It may seem counterintuitive, but one of the big stories in bank regulation in 2010 will be the return of increasingly severe compliance examination. One would think that with the flames of the financial crisis just recently under control but still smoldering — thanks to Europe, municipal finance and commercial real estate issues — safety and soundness examination would be virtually the entire focus of the regulatory agencies. However, this is not the case.

Yes, safety and soundness examinations are tough, and will be getting tougher. However, compliance is the other shoe, and it has already dropped, particularly at the moment in the anti-money-laundering and sanctions areas.

The focus on anti-laundering and sanctions is easy to explain. The plain fact of the matter is that terrorism has not gone away. Whether it is the attempted bombing in New York or the continued carnage in the Middle East, the U.S. finds itself under serious threat if not siege and Washington continues to be seriously focused on terrorist financing, which almost always involves some banking nexus.

There are valid private-sector concerns that anti-laundering program efforts are a little like looking for a needle in a haystack and are thus costly and inefficient. However, from a Washington perspective, this kind of concern has not been and will not be persuasive.

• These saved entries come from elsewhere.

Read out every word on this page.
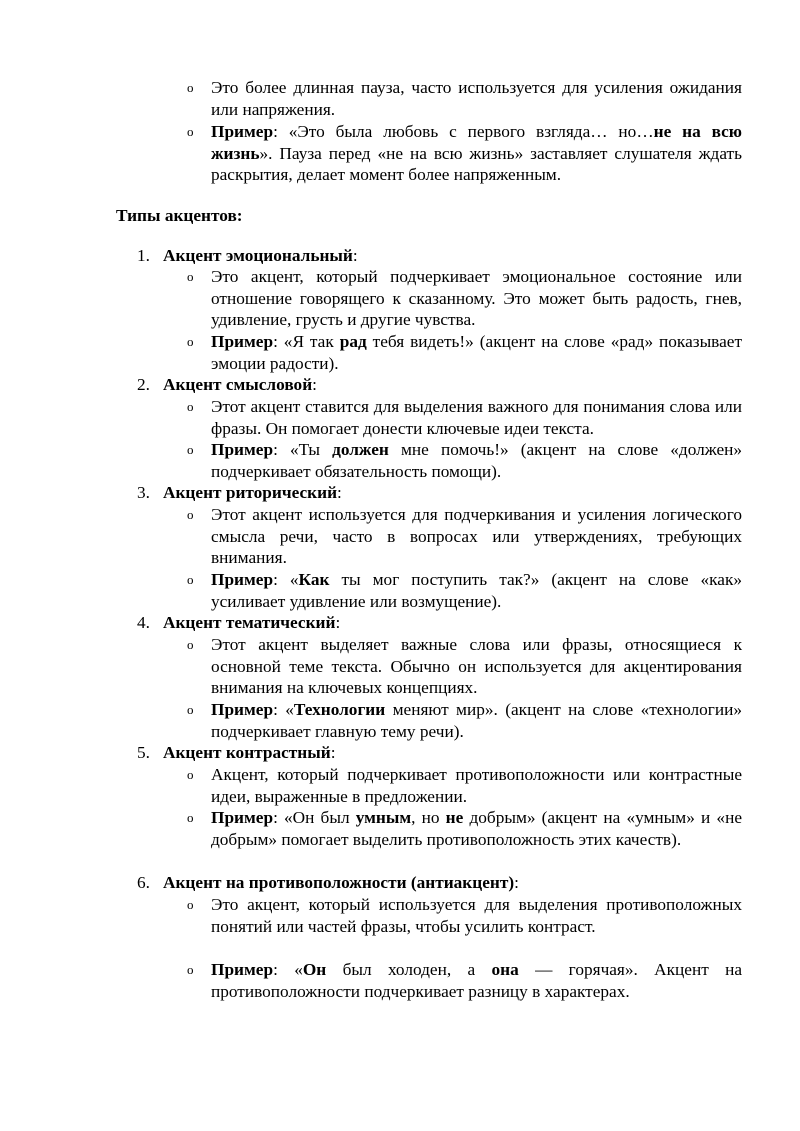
o Это более длинная пауза, часто используется для усиления ожидания или напряжения.
o Пример: «Это была любовь с первого взгляда… но…не на всю жизнь». Пауза перед «не на всю жизнь» заставляет слушателя ждать раскрытия, делает момент более напряженным.
Типы акцентов:
1. Акцент эмоциональный:
o Это акцент, который подчеркивает эмоциональное состояние или отношение говорящего к сказанному. Это может быть радость, гнев, удивление, грусть и другие чувства.
o Пример: «Я так рад тебя видеть!» (акцент на слове «рад» показывает эмоции радости).
2. Акцент смысловой:
o Этот акцент ставится для выделения важного для понимания слова или фразы. Он помогает донести ключевые идеи текста.
o Пример: «Ты должен мне помочь!» (акцент на слове «должен» подчеркивает обязательность помощи).
3. Акцент риторический:
o Этот акцент используется для подчеркивания и усиления логического смысла речи, часто в вопросах или утверждениях, требующих внимания.
o Пример: «Как ты мог поступить так?» (акцент на слове «как» усиливает удивление или возмущение).
4. Акцент тематический:
o Этот акцент выделяет важные слова или фразы, относящиеся к основной теме текста. Обычно он используется для акцентирования внимания на ключевых концепциях.
o Пример: «Технологии меняют мир». (акцент на слове «технологии» подчеркивает главную тему речи).
5. Акцент контрастный:
o Акцент, который подчеркивает противоположности или контрастные идеи, выраженные в предложении.
o Пример: «Он был умным, но не добрым» (акцент на «умным» и «не добрым» помогает выделить противоположность этих качеств).
6. Акцент на противоположности (антиакцент):
o Это акцент, который используется для выделения противоположных понятий или частей фразы, чтобы усилить контраст.
o Пример: «Он был холоден, а она — горячая». Акцент на противоположности подчеркивает разницу в характерах.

Furthermore, both the Justice Department and individual attorneys general have been involved and are involved in emerging high-profile anti-laundering and sanction-related litigation. This tends to further focus regulatory anxieties.

However, this is not the sum total of what we can expect from compliance examination. Sales practices are not far behind anti-laundering in terms of tough exams and expectations. Whether or not there is a new consumer agency — and I would anticipate one — the banking agencies will be very serious about bank compliance with sales practice rules. Fair lending will be closely watched. As moderate-income communities struggle amidst stubbornly high unemployment, Community Reinvestment Act compliance will also receive focus.

So what should bankers do to respond to these concerns?

I suggest several steps be taken.

  • However good your compliance programs are, conduct a comprehensive review of the programs that tests both effectiveness and adherence to regulatory rules and guidelines. The regulatory bar is being raised in this area and even very good programs measured by decade-old standards are not likely to be as highly rated today.
  • Particularly make sure the governance of your compliance program is strong. Good governance should include board — as well as management — oversight. Tolerances for errors should be set, just as risk tolerances are set in a sound enterprise risk management program.
  • Needless to say, an ongoing program of training and testing is also important. This is true with respect of course to new products and new employees but also with respect to new technologies.
  • Beware the new-technology trap. Do not rely on technologies — however costly — alone to solve compliance problems. Most compliance technologies have to be carefully adapted to your bank and periodically tested for effectiveness.
  • Finally, scrutinize exam reports and respond to concerns with vigor. Not infrequently we have found that buried in last year's examination report were the concerns that make up this years regulatory order if not fully addressed in a timely manner.

In sum, this is not the kinder and gentler regulatory season, either in the compliance or safety and soundness areas. Forewarned is forearmed.